Layering describes an approach whereby a variety of contextually-relevant interventions are layered to tackle both short-term shocks and longer-term risks at the same time.

This layering approach offers policymakers and practitioners a holistic but flexible approach that can be used to address a variety of different risk scenarios at once, such as: disaster response and recovery to households affected by climate shocks when they occur; disaster risk reduction, anticipatory action and social protection to reduce the losses and damages caused by shocks in the future; ensuring that when the limits of adaptation of one type of intervention are reached, their inadequacy can be offset by complementary measures.
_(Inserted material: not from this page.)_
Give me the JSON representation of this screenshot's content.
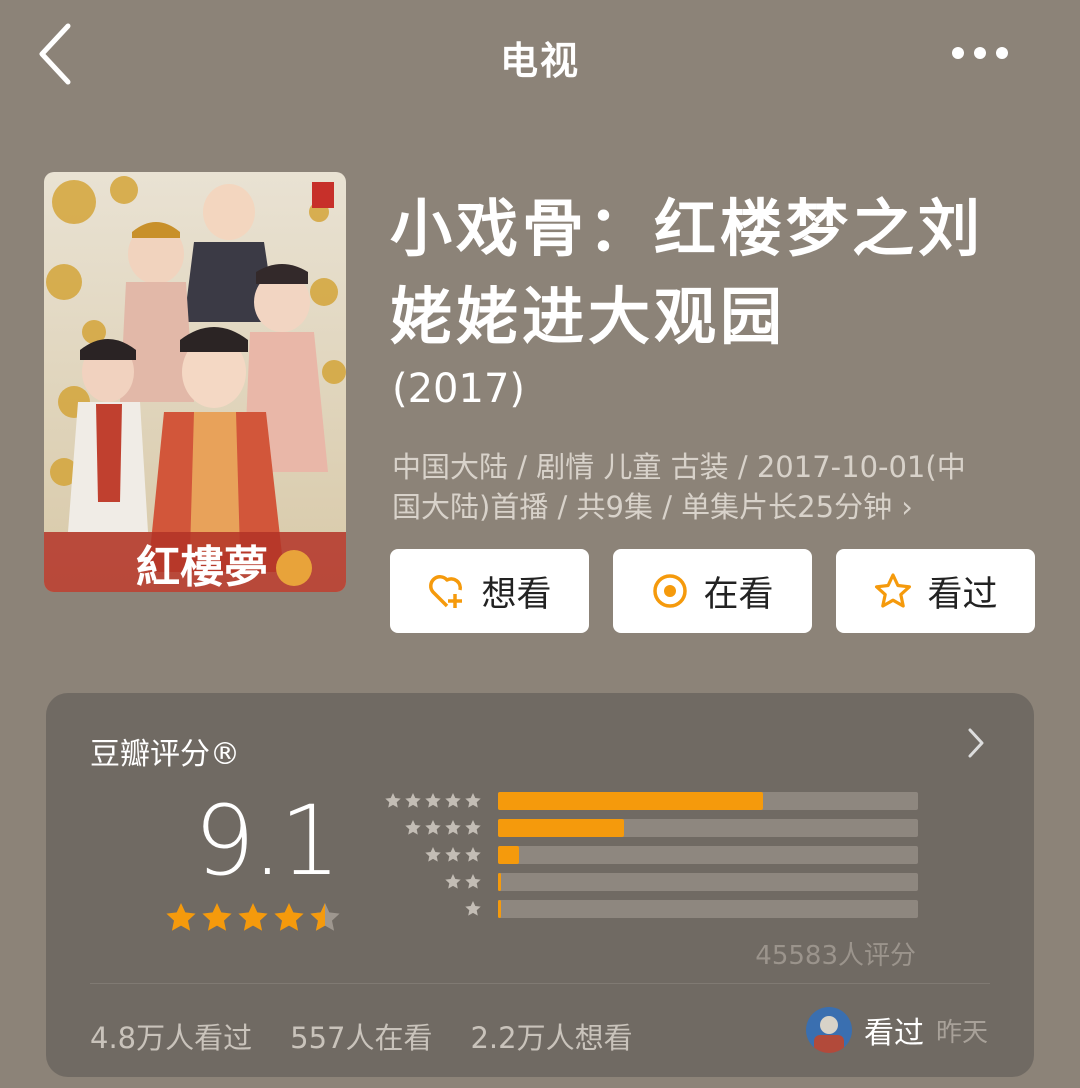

For smallholder farmers in Bangladesh, a suite of layered interventions might include:

  • Safety nets such as social protection programmes to help farmers to absorb shocks and better manage loss and damage
  • Nature-based solutions and floodproofing to help manage compounding risks, such as floods, winds and storm surges
  • Early warning systems, anticipatory cash transfers, evacuation routes, cyclone shelters, trauma counselling, emergency response and recovery processes to address the immediate and indirect losses and damages caused by climate shocks, and
  • Planned relocation and livelihood diversification when new limits to adaptation are reached or when the area becomes uninhabitable or unsuitable for farming – including measures to address non-economic forms of loss and damage such as loss of cultural identity, social cohesion or sense of place.

For the process of layering to be successful, measures must be effective, sustainable, and socially impactful. Our new working paper, 'Addressing loss and damage: practical insights for tackling multidimensional risks in LDCs and SIDS', explores the concept of layering in more detail and sets out ten good practice attributes for effective layering.

Local, national and international networks deliver action on disaster risk reduction, disaster risk management, humanitarian relief, disaster response, development, and climate change adaptation, employing a plethora of measures.

However, these networks tend to operate in siloes. To address loss and damage, actors across these networks must begin speaking to one another and begin to think differently. More specifically, they need to start thinking about layering.